Friday 28 February 2014

Sowing under glass

We are sowing under glass to get ahead this growing season.   

Last week M and I visited the small greenhouse where my husband had nailed together an insulated wooden box.  We sowed chilli pepper (saved) seed in this.  The theory is that thus doubly insulated, the chilli peppers will have a head start.  We also sowed summer cabbage in seed trays and early peas in a length of old drainpipe.

My husband then got busy at home with tomatoes (commercial - a packet from last year), winter squash (saved seed) and pumpkin (culinary - saved from last November) under sheets of glass to retain warmth.

M and I went down to the big greenhouse this week and sowed dwarf french beans in pots.  Once more my husband came up with a handy construction - a sheet of corrugated plastic nailed to two laths of wood, which is now covering the beans., once again keeping in warmth.

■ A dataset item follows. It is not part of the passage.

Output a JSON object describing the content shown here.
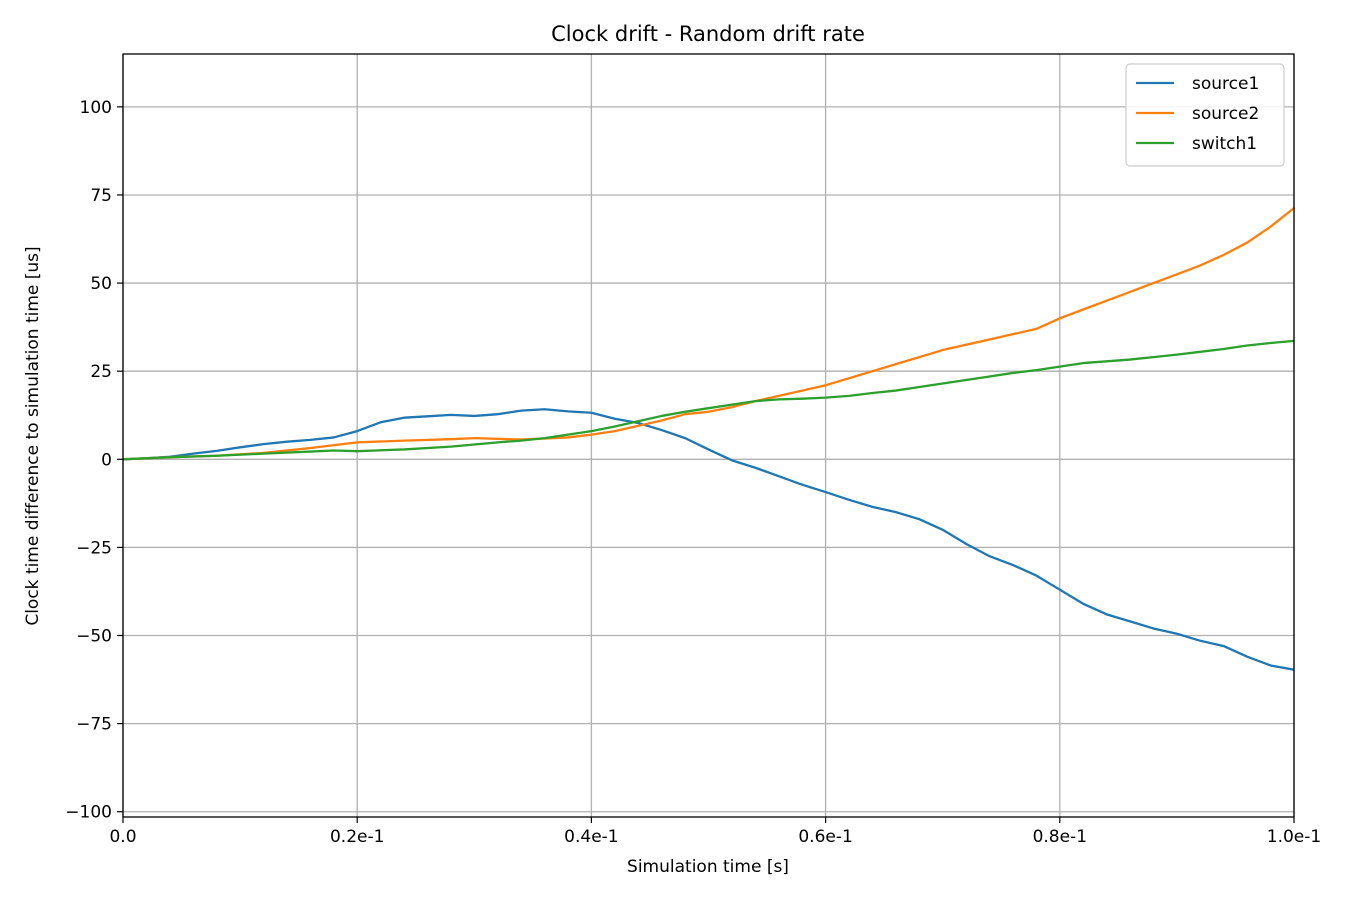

Last time we looked, there was no movement with the chillis the peas, and the cabbage but in the favourable conditions of what M calls our 'luxury greenhouse', otherwise known as our lounge-diner, the squash, pumpkins and tomatoes are beginning to appear.  Here we are at the end of February and I am surprised at their speedy germination.  Our climate (outside the controlled conditions of our flat) is unpredictable as ever.  The trick will be to keep these young plants growing at the right speed, to know when to transfer them to the big greenhouse, at what stage to pot on and when to take the big step of planting out when the risk of frost is over.

Tuesday 18 February 2014

On the uses of vinegar

I have already used vinegar for making chutney and for cleaning our two greenhouses with M.  Today I combined bicarbonate of soda (an ingredient of Lancashire Parkin and teabreads) and hot distilled vinegar to unblock a slowly draining handbasin in our bathroom.

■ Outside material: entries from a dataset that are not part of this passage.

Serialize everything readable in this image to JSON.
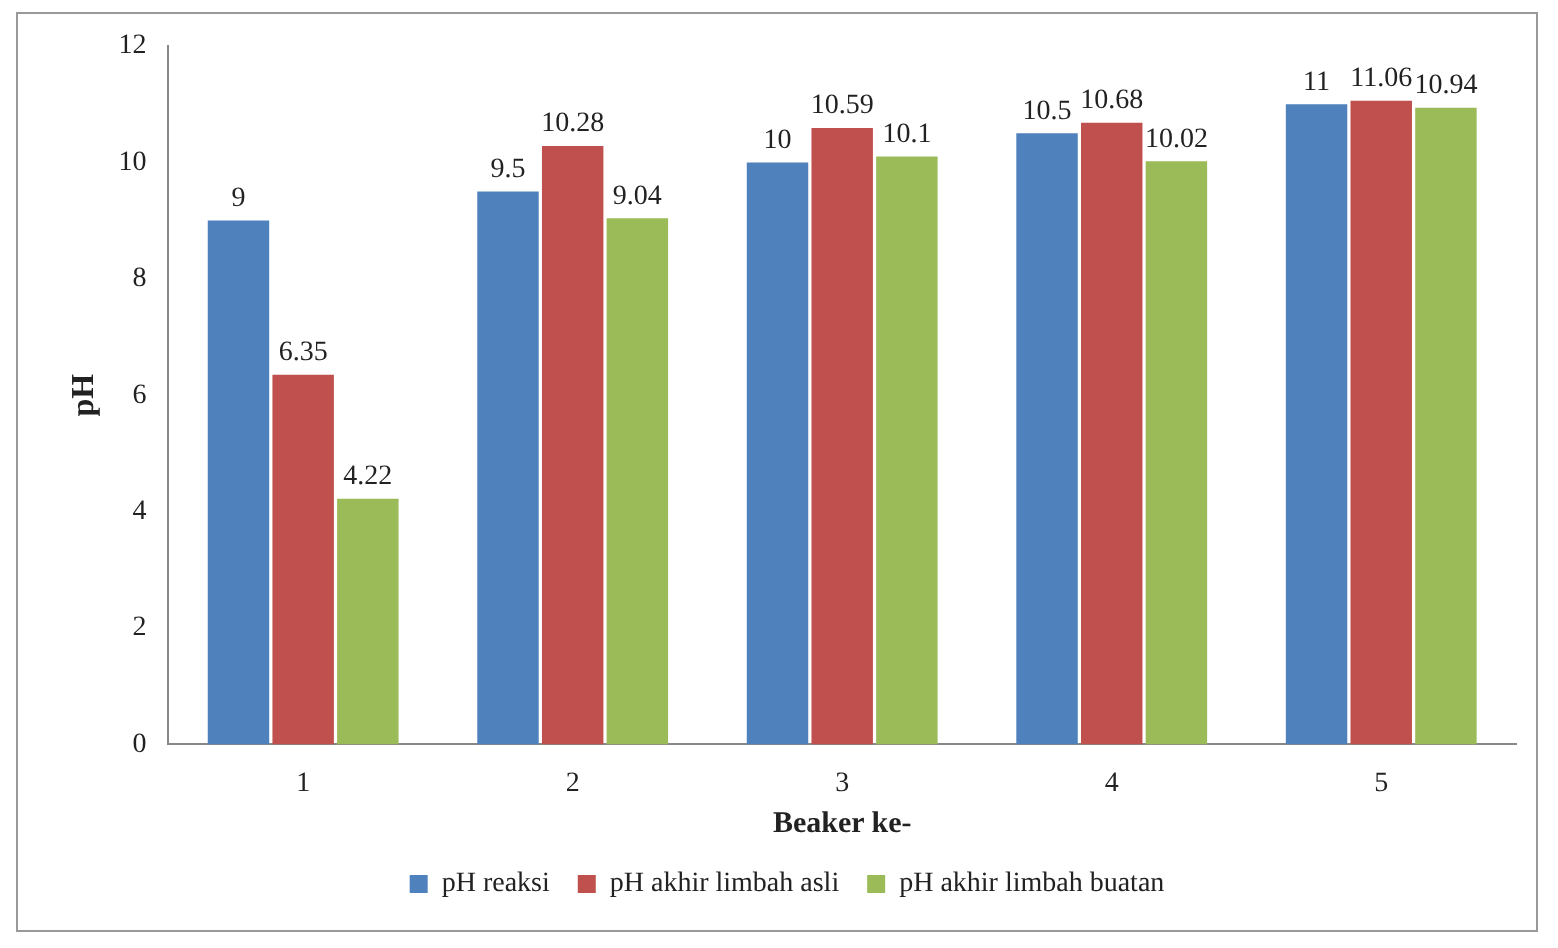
{
  "chart_data": {
    "type": "bar",
    "xlabel": "Beaker ke-",
    "ylabel": "pH",
    "categories": [
      "1",
      "2",
      "3",
      "4",
      "5"
    ],
    "series": [
      {
        "name": "pH reaksi",
        "color": "#4f81bd",
        "values": [
          9,
          9.5,
          10,
          10.5,
          11
        ]
      },
      {
        "name": "pH akhir limbah asli",
        "color": "#c0504d",
        "values": [
          6.35,
          10.28,
          10.59,
          10.68,
          11.06
        ]
      },
      {
        "name": "pH akhir limbah buatan",
        "color": "#9bbb59",
        "values": [
          4.22,
          9.04,
          10.1,
          10.02,
          10.94
        ]
      }
    ],
    "ylim": [
      0,
      12
    ],
    "yticks": [
      0,
      2,
      4,
      6,
      8,
      10,
      12
    ],
    "grid": false,
    "legend": "bottom",
    "data_labels": true
  }
}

The technique is to pour down the bicarb. first, then the hot vinegar and to follow this with hot water to flush through.

As I watched the reaction that occured when these two substances came into contact with a satisfying 'fizz' I  thought back to my days at high school. I was an 'arts' person who found essays easier than equations.  Moreover our teacher, God rest her soul, often struggled with ill health.  I therefore dropped Chemistry as soon as I could.

Today as I watched the water draining down the plughole I came to the conclusion that (with time) I could have grasped Chemistry.  If only I could have started with household stuff: bicarb, bleach,  beeswax, and then built up to the equations. 

My chemistry, like my cooking will always be 'kitchen chemistry' but I will still wonder at and record the amazing nature of everyday things.  I console myself.  I am capable, I could have taken Chemistry.

Monday 10 February 2014

Clear Glass

At the bottom of my winter tasks that include barrowing out manure, enlarging beds and pruning comes cleaning.   I prefer 'outdoor' jobs on the allotment, but M loves cleaning and so we tackled the large greenhouse last week armed with two cheap sponges from the pound shop, yellow rubber gloves, a bucket and a bottle of distilled vinegar.  

The greenhouse on our orchard plot is larger and sturdier than the other one and accordingly much easier.  Most of the green lichen-like stuff was along the east and south sides.  I went backwards and forwards between the plot and the amentity hut with buckets of hot water as M sponged down the exterior followed by the interior.  I then contorted myself and knelt under the metal tables cleaning panes at floor level (M is taller than I).  My final contribution was to attach a sponge to a bamboo cane with a plastic clothes peg in order to reach the highest panes.   This makes M laugh. 

I asked M why she liked cleaning so much (and  have her permission to blog this).  She told me that it comes from her love of photography, which literally translated means 'writing with light'. 

We stepped back to admire our handiwork.  Our greenhouse is now ready for propagation in the spring.  Once again, it seemed much larger.  Much of the glass was now so clear and clean that it was hardly visible. 

(PS  On Monday we went to the plot.  It started to rain, once more.  My husband tidied our big greenhouse.  The showers diminished overhead and through our newly-cleaned windows we saw a double rainbow.)

Wednesday 5 February 2014

Subsoil

M came down to the plot with me yesterday to help me finish extending one of our beds which I had decided to enlarge.  I find it hard to think in metric measures on the plot and the amount of turf we removed was roughly rectangular, a foot and a half by six feet (measured by green wellingtons). 

I gave the whole area a very quick weeding while M, who has learned not to rush things, shook off the excess soil and put the sods that she had cut into the barrow for transportation.  Some them were very heavy and very soggy.  The yellow clay M uncovered right at the bottom looked like modelling clay.

As I worked I moved outward from the central cultivated area where last season we grew tomatoes in one half and chard in the other.  This was the good soil, enriched over several seasons and easy to fork and weed.  Next we reached the margins where meadow grass, dandelions and buttercups unceasingly attempt to colonise the beds.  Then we made a fresh inroad into the layer just above the subsoil, full of flinty pebbles. 

We barrowed out two and a half loads of manure.  Most of the rich stuff went, where most needed, on top of the subsoil.